CAFE Or Gas Tax? How Best To Increase Fuel Efficiency.

The current government strategy to increase fuel efficiency is to mandate it through increases in the Corporate Average Fuel Economy standards, currently set for 35.5 mpg by 2016. In this piece, auto executives suggest a better way - using gas taxes.

When gas topped $4 a gallon, Priuses were not to be found on any of Toyota's lots. Now, not only are plenty of hybrids available, but light trucks are once again outselling the more fuel-efficient passenger cars.
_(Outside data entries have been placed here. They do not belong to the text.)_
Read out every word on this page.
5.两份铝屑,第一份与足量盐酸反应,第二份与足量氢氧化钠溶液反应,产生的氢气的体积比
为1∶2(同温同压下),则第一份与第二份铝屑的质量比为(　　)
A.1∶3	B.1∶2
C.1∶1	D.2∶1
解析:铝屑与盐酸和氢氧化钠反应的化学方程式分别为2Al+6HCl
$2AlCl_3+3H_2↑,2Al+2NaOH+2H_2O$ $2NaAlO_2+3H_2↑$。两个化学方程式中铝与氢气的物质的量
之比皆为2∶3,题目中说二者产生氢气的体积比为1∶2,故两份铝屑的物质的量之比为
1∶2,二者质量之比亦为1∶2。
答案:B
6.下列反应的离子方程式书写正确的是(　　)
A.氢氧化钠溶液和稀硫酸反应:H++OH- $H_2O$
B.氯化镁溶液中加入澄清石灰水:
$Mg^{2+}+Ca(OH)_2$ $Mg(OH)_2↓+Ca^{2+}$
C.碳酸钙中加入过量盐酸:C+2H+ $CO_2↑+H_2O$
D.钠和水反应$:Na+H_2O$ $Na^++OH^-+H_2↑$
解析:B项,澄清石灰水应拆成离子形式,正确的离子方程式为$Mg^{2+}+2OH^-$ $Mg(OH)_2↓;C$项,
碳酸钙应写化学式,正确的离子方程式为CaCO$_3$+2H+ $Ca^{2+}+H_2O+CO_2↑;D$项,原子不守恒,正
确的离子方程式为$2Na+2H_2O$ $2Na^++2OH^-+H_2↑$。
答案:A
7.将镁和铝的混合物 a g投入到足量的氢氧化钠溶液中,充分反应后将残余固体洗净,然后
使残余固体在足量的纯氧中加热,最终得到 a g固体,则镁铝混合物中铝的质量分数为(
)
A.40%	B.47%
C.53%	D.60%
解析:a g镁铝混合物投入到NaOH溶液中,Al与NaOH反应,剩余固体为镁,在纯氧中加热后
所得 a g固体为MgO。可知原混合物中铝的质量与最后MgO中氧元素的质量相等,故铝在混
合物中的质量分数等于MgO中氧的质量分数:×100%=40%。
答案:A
"Mike Jackson, CEO of AutoNation, the largest automotive retail group in the U.S, suggests steadily increasing the gas tax until a gallon costs between $4 and $5 per gallon -- still far less than the price of gas in Europe. Jerry York, a former GM board member, agreed with Jackson's point. Both agree that the key is to gradually increase the fuel tax to slowly increase fuel prices..."

"What you have to do is to it in a manner that is slow enough and predictable enough that vehicle selection and choices by people over the cycle can be made in a logical way," said Tim Leuliette, CEO of parts supplier Dura Automotive."

From "Gasoline Price Causing Big-Vehicle Sales": "When the average gasoline price is $2.66 a gallon, according to news reports on the most recent Lundberg Survey, the message to the consumer is "Buy that big vehicle."

Thanks to Patricia Matajcek

Full Story: Auto Executives Believe Raising Gas Tax Best Way to Increase Fuel Economy



Neither: Get rid of free parking!

Call me a free-marketeer if you will, but why not fight transportation inefficiencies by revealing more of the actual cost of driving? Free parking encourages people to drive short distances when they might otherwise walk, and to drive alone when they might otherwise carpool.

Improved CAFE standards and the gas tax work to make sure that every mile traveled is, on average, more fuel efficient than it otherwise might be by (partially) internalizing the social costs of driving inefficient vehicles; neither does a whole heck of a lot to increase the efficiency of our transportation system as a whole.

Parking ratios are locally regulated, but there's no reason why some rational standards couldn't be adopted at the federal level and tied to highway/transportation funding (the way the minimum drinking age is).

Alice Savage, Planner

Irvin Dawid's picture

Parking Charges

I'm confused here.
The topic of the article is about how to make the auto fleet more efficient, not to reduce VMT, or make land use more efficient - so I don't understand why you mention eliminating free parking here. In essence, the topic is vehicle emission technology, and the best method to ensure the vehicle fleet efficiency is increased in order to reduce GHGs.

Yes, an important issue is reducing VMT - but that's not the focus here.
Irvin Dawid, Palo Alto, CA

Thanks for admitting your confusion

You are confused because the only reason your pro-auto troll post got on here is that is falsely appears to be "pro-green." Alice correctly ignores your toadying to fossil-fuels and properly addresses the ACTUAL REAL problem that everyone else is talking about and which you are trying to sidetrack. Come on, Planetizen... you can do better... you don't need this.

Vehicle Efficiency is a Relevant Issue

The post is only "pro-auto" inasmuch as it suggests private automobiles will not be going away anytime soon. The article does not propose that the solution to the whole "problem" is more cars; it merely gives an auto industry point of view on how to encourage Americans to choose efficient vehicles over inefficient vehicles. It doesn't claim that auto executives have the last word on the matter, though it's true that it doesn't mention what other voices are saying.

Fuel-efficient cars are one of many components under the "green" umbrella, and whether transportation should depend on private automobiles at all is a separate question under that umbrella.

Goal is to reduce total use, not increase efficiency

Hi Irvin,

I was assuming in my response that the underlying goal of both the CAFE standards and the gas tax is ultimately to reduce the total use of fossil fuels used and greenhouse gases released, not just the amount used/released per mile.

In trying to address total usage, measures to improve efficiency will always be insufficient, and maybe even counter-productive, if the total number of vehicle-miles traveled continues to rise.

Alice Savage, Planner


Sorry for the comment that was more heat than light.

Better cars = more cars, more sprawl.... meant to say.


The combination fee-rebate plan proposed by RMI isn't a total solution, but it is a good start because it is revenue-neutral.